8.2 Millionen Franken Defizit. So sehen die Zahlen trotz mehrerer Sparmassnahmen vom Kanton Solothurn fürs kommende Jahr aus.

Für die SP ist das unnötige Vorpreschen der Regierung unverständlich und inakzeptabel. Sie erwartet auch im Hinblick auf die mögliche Umsetzung der Unternehmenssteuerreform III eine Strategie und entsprechende Kompensationsmassnahmen.

Die Partei wehrt sich gegen vorsorgliche und übermässige Steuersenkungen für Unternehmen. Für sie sollten Steuersenkungen, wenn sie denn nötig sind, als Erstes kleine Einkommen steuerlich entlasten.

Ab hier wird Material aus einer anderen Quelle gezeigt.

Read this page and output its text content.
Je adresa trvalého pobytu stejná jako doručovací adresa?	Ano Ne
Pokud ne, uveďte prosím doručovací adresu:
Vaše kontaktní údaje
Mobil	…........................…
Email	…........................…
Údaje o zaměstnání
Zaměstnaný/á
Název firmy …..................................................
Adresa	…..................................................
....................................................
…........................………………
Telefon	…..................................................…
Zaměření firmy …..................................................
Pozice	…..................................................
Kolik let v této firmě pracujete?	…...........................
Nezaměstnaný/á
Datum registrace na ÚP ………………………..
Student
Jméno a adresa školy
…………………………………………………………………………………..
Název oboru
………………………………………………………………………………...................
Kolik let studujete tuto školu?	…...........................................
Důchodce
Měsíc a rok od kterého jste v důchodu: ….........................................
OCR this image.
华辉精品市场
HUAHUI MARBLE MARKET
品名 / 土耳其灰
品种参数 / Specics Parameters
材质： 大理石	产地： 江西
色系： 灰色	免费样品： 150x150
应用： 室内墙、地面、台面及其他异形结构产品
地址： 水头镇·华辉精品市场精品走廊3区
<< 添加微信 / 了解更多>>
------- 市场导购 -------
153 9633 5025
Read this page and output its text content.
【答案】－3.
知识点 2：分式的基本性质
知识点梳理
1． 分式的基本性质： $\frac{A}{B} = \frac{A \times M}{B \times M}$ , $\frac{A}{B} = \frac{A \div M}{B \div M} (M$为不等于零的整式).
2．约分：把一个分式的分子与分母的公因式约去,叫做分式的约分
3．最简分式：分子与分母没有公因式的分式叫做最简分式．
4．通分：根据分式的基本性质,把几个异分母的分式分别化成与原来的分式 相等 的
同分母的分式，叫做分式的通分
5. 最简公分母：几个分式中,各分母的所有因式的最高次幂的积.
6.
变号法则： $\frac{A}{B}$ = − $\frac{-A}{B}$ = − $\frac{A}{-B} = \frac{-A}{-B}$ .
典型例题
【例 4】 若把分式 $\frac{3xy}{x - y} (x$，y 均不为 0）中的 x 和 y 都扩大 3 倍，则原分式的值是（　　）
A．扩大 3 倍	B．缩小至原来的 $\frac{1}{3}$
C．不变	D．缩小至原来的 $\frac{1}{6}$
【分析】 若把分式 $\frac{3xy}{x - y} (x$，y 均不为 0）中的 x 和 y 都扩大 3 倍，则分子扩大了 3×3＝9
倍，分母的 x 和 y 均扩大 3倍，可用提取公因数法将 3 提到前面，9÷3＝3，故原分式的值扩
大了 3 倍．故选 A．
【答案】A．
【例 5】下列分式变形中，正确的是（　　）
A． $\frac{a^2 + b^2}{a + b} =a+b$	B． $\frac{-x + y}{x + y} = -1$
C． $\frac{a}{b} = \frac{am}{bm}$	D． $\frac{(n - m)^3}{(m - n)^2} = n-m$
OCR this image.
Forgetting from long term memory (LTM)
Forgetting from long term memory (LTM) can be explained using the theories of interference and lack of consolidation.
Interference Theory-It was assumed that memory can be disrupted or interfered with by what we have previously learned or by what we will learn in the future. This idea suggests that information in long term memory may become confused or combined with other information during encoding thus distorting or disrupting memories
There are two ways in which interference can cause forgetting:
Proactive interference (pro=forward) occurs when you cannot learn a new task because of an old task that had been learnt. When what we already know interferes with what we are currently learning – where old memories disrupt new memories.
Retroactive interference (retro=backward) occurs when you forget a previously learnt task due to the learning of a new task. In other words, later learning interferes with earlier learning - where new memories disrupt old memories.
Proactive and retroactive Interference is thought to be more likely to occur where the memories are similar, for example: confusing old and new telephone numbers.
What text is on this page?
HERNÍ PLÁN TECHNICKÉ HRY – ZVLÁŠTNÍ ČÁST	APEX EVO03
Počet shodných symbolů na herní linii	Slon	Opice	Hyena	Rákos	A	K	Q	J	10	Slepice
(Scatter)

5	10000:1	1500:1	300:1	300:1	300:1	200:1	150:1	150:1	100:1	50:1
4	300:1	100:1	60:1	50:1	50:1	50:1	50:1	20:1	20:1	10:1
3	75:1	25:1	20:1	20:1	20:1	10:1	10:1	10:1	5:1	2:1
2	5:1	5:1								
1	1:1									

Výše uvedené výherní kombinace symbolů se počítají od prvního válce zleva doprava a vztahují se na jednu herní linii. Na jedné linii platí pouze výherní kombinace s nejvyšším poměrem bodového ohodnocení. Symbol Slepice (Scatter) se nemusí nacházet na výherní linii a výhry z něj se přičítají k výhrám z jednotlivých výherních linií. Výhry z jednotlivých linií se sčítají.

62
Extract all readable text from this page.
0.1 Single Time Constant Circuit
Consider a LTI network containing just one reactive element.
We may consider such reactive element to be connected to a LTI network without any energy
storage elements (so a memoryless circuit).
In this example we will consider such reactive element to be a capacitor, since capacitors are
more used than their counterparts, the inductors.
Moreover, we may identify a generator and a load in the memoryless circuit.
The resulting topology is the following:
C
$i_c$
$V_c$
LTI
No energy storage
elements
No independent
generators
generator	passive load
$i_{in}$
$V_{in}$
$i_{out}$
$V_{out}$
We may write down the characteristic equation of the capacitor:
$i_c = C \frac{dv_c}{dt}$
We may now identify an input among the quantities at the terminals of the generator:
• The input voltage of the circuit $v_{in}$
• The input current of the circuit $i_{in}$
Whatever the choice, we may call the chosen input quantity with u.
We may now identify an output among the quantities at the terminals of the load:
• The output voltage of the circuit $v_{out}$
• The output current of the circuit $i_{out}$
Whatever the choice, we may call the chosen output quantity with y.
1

Grüne «in keiner Weise einverstanden»

Die Fraktion der Grünen ist mit dem Voranschlag 2017 des Regierungsrates «weitgehend einverstanden», wie sie mitteilt. Kritik gibt es aber im Hinblick auf die Steuersenkung für juristische Personen. Die Partei sei mit dem Plan «in keiner Weise einverstanden». «Auch Firmen beziehen Leistungen vom Staat, und mit einem tieferen Steuersatz bezahlen sie nicht mehr den fairen Preis für das, was sie an öffentlichen Leistungen erhalten.»

Die Differenz würden die übrigen Steuerpflichtigen tragen müssen. «Dazu können die Grünen nicht Hand bieten.» Zudem erscheint es der Partei nicht sinnvoll, «quasi auf Vorrat» die Steuern der juristischen Personen zu senken, bevor die Folgen der vorgesehenen Unternehmenssteuerreform III politisch diskutiert und beschlossen seien.

Steigende Gesundheitskosten machen CVP Bauchweh

Die CVP sieht im Voranschlag «erfreuliche Tendenzen». Positiv zu werten sei, dass Verwaltung und Regierung mit dem Voranschlag 2017 im Zeitplan der Sanierung gut vorangekommen seien. «Die Gefahr der Defizitbremse scheint vorläufig vom Tisch.» Viele Globalbudgetsaldi würden tiefer angesetzt als in den letzten Jahren. Sorgen bereiten der Partei hier «die zum Teil massiv und stetig steigenden Transferaufwendungen in gewissen Departementen.»

Die CVP umschreibt die Entwicklung im Gesundheitsbereich mit immer höheren Pflegekostenanteilen und Spitalkosten als «sehr bedenklich. Diese würden den Steuerzahler schlussendlich mit den ständig steigenden Krankenkassenprämien gleich doppelt belasten.

Eine eiserne Ausgabendisziplin sei weiterhin notwendig.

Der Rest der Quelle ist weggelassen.